External data insights and the drive for better customer experience

How leading automotive brands look to external data insights to inform their customer-facing strategies

Key Takeaway

A deep understanding of customer needs, wants and reactions to new developments is an increasingly crucial element of brand strategy today, and remains at the absolute forefront of concern among digital leaders. Thanks to AI, we now have the ability to leverage the online breadcrumbs our customers are already leaving behind to help us better understand and connect to their mindset.


In the latest Nimbus Ninety Digital Trends report, 82% of digital leaders surveyed identified improving customer experience or engagement as the most important single priority for the year ahead. Following closely is improving data management and strategy, which they see as the biggest challenge to customer loyalty.

Tied to this is business leaders’ #1 reason for undertaking a digital transformation strategy: to meet changing customer expectations.

In the latest version of their Chief Disruptor Magazine, the Nimbus team spoke with Jeni Herberger, Head of Transformation and VP of Global WPP Alliance at Sitecore, who discussed the role that understanding customer experience will play in forming forward-looking business strategies.

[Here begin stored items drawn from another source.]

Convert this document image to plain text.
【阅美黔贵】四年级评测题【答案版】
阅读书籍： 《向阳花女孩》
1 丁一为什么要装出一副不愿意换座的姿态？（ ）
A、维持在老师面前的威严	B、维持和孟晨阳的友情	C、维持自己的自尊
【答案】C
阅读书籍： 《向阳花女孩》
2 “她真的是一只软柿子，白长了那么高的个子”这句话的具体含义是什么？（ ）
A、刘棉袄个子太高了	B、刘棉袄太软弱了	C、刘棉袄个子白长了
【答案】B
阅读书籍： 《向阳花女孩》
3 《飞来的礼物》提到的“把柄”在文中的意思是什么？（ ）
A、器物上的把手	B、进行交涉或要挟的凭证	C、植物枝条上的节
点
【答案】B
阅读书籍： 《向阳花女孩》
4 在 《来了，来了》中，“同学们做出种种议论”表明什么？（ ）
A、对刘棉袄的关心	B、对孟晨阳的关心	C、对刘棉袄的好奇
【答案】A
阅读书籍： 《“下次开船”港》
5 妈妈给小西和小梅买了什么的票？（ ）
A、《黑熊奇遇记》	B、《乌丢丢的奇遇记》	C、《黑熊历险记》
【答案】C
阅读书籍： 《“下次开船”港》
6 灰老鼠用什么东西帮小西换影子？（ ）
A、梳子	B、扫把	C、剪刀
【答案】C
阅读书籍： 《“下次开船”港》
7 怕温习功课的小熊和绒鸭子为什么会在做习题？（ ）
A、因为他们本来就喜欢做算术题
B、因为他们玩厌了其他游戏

However, many face challenges when it comes to meeting customer expectation: “It’s undoubtable that the consumer is looking for authenticity. They’re also looking for technology….Along with that expectation, there is the need for transparency, authenticity. Those two, king of, butt heads.”

She says that part of being transparent is being honest about the fact that many brands exist to derive a profit. That’s ok, but at the same time we need to provide customers with something they really want and need. Determining what exactly that is comes down to having a deep understanding of that customer.

Similarly, Cleve Gibbon, Chief Marketing Technology Officer at Cognifide, spoke on the importance of thoroughly understanding your customer journeys. “I would focus all my effort as a brand to actually getting that picture [of your customer journey] as a north star, roadmap it against a digital strategy and colour it in as I go.”

“We think we know the customer,” Jeni continued. “But we don’t. No shareholder, no CEO says, ‘slow down, take your time.’ So we’re working under the gun, and I think we skip steps.”

Thanks to AI and machine learning technologies, those businesses now have the capacity to better understand customer wants, needs and behavioral changes in real time if they’re looking at the right data sets. Those first movers that take advantage of these insights will likely be the ones that continue to propel forward as data continues to take center stage.

Understanding customer insights through external data

Every day, your customers are freely and openly leaving behind online breadcrumbs that indicate their thoughts on a product or development, on a marketing campaign, on a change in leadership, and equally on the same elements within your competitor set. They also discuss their wants and needs, pointing to gaps in the market.

The challenge of course is distilling the recurring patterns and insights from amid the noise and social chatter. Today there are AI tools designed to do just that.

Looking at a popular automotive brand, we conducted an analysis of one of the most popular review sites to see what customers were saying about particular features of their new hybrid model, compared to their competitors’ offerings.

In addition, it picked up top positive and negative keywords associated with each brand and each particular attribute, to illustrate what it was about those elements that led to interest or concern.

This site is just one source for customer feedback, and reviews are just one data type. Combined with overall social conversations and sentiment about these brands, as well as things like top performing Google Adwords or other online ad campaigns, and customer engagement with digital products or in-store, business leaders can start to piece together strong and validated indicators about customer preference that can and should inform their next steps in product development, marketing, new business lines, geographies of focus and more.

More importantly, it can help them better understand and define their core customer, who in any industry is constantly changing, as well as their niche within the wider market.

As improved customer experience falls further into focus for more and more brands in today’s hyper-competitive markets, those that are able to leverage the customer data available to them to inform strategy will find themselves at an information advantage, giving them a leg up on those still working to implement digital strategies.